John White never got another chance to return to America and died in Ireland three years after his 1590 voyage... “thus committing the relief of my discomfortable company the planters in Virginia, to the merciful help of the Almighty, whom I most humbly beseech to helpe and comfort them, according to his most holy will.” (Letter to Richard Hakluyt, 4 February, 1593)

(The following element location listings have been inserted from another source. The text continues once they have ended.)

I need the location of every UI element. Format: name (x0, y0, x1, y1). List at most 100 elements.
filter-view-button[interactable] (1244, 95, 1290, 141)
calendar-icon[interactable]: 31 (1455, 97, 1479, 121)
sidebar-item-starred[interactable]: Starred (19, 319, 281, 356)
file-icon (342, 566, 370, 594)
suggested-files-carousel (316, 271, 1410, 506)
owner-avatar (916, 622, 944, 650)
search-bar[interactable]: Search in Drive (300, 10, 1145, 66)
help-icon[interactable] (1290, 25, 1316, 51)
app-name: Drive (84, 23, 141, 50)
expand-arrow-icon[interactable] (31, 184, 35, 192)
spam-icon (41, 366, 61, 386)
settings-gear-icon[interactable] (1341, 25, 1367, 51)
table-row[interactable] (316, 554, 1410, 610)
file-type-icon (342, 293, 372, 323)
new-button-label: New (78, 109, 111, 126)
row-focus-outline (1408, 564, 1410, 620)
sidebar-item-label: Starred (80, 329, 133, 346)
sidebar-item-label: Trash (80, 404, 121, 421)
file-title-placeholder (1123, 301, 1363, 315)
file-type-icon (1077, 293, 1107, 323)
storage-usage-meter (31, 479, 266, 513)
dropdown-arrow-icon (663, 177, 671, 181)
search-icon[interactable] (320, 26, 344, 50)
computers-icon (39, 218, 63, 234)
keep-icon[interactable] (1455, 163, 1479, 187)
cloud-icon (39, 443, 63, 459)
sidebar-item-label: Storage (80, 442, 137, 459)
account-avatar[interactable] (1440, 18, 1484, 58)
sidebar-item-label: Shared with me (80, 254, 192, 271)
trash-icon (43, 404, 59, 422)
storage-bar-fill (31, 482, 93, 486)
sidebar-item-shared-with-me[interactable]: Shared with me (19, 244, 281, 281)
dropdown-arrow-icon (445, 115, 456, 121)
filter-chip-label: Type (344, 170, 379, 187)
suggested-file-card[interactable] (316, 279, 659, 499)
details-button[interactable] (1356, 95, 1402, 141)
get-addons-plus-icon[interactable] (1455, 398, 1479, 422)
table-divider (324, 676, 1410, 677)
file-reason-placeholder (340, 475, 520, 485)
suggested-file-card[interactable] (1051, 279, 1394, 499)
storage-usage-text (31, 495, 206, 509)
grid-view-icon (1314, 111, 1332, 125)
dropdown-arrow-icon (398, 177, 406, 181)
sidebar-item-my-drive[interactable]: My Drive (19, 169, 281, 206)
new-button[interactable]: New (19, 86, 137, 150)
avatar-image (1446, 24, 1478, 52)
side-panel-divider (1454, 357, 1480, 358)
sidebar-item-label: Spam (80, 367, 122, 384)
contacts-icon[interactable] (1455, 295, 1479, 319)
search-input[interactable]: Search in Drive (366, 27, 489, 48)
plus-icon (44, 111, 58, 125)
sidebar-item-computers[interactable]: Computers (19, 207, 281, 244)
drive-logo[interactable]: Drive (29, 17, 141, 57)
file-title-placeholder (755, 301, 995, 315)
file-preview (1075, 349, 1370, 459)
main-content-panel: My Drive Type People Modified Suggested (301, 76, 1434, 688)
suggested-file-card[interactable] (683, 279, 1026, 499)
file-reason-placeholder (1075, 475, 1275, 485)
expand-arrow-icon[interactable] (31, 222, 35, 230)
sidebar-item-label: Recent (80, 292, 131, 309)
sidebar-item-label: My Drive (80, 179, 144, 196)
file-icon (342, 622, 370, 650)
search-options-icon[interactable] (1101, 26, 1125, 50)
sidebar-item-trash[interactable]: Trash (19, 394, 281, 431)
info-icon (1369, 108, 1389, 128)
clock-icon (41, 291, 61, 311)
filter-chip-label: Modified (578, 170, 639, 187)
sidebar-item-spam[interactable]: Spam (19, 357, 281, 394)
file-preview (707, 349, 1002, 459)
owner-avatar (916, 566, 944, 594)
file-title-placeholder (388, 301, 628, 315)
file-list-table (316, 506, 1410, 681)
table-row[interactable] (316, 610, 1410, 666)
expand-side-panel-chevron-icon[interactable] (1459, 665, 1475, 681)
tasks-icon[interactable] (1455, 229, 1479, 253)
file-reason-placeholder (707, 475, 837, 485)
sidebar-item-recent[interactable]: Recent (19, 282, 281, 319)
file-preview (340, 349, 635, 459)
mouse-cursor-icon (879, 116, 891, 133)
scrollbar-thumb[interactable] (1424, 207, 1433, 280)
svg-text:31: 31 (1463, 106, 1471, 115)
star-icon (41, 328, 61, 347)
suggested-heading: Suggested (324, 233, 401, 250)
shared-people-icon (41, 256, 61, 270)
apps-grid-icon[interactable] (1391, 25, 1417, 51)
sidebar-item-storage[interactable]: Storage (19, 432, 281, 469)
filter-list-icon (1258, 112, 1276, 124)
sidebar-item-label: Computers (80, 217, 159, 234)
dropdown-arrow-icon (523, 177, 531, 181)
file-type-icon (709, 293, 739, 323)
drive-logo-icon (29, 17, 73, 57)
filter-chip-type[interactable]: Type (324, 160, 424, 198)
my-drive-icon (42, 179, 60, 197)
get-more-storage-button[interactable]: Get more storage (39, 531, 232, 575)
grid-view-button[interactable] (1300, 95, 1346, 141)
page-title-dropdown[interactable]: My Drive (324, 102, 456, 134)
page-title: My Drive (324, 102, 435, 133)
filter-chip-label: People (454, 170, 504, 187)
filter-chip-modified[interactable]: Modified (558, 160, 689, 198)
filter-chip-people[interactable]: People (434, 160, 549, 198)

[Images: Sir Walter Raleigh, Nicholas Hillard, Wikipedia Commons; Indians Dancing Around a Circle of Posts, John White, from Virtual Jamestown, licensed by the Trustees of the British Museum. ©Copyright the British Museum; Powhatan's Deerskin Mantle with Shell Map, 1608, original artifact (four pieces of tanned buckskin, measuring 2.33 meters long by 1.5 meters wide) preserved in the Ashmolean Museum, Oxford; 16th century towns of Spanish Florida, map courtesy Chester B. DePratter, History of Santa Elena (see also Charlesfort/Santa Elena project); Defeat of the Spanish Armada, Loutherbourg, courtesy National Maritime Museum, U.K., Wikipedia Commons; Roanoke and environs, map by John Smith 1585, with annotations.]

1 comments:

Anonymous said...

Well if you read what John White really said it is not Croatan but CROATOAN that was carved on a palisade. Richard Grenville, Ralph Lane and John White all spell it Croatoan 100% of the time as it comes from the Algonquian word kurawoten and means council town. Croatoan is Hatteras Island where 16th century English artifacts have been found and where Lawson met Indians in 1701 who flat out told him they had white anscestors and grey eyes to prove it. The 1587 colony was hosted to a feast at Croatoan before John White left them and was home to Manteo an interpreter who had been to England twice. Mainland Indians on the other hand had killed one of the colonists, George Howe and attacked another group of 15 men that came to Roanoke the year before the lost colony. This is why they wrote Croatoan on the palisade, they had no other place to go. They were never searched for until over 25 years later and thus not lost but abandoned.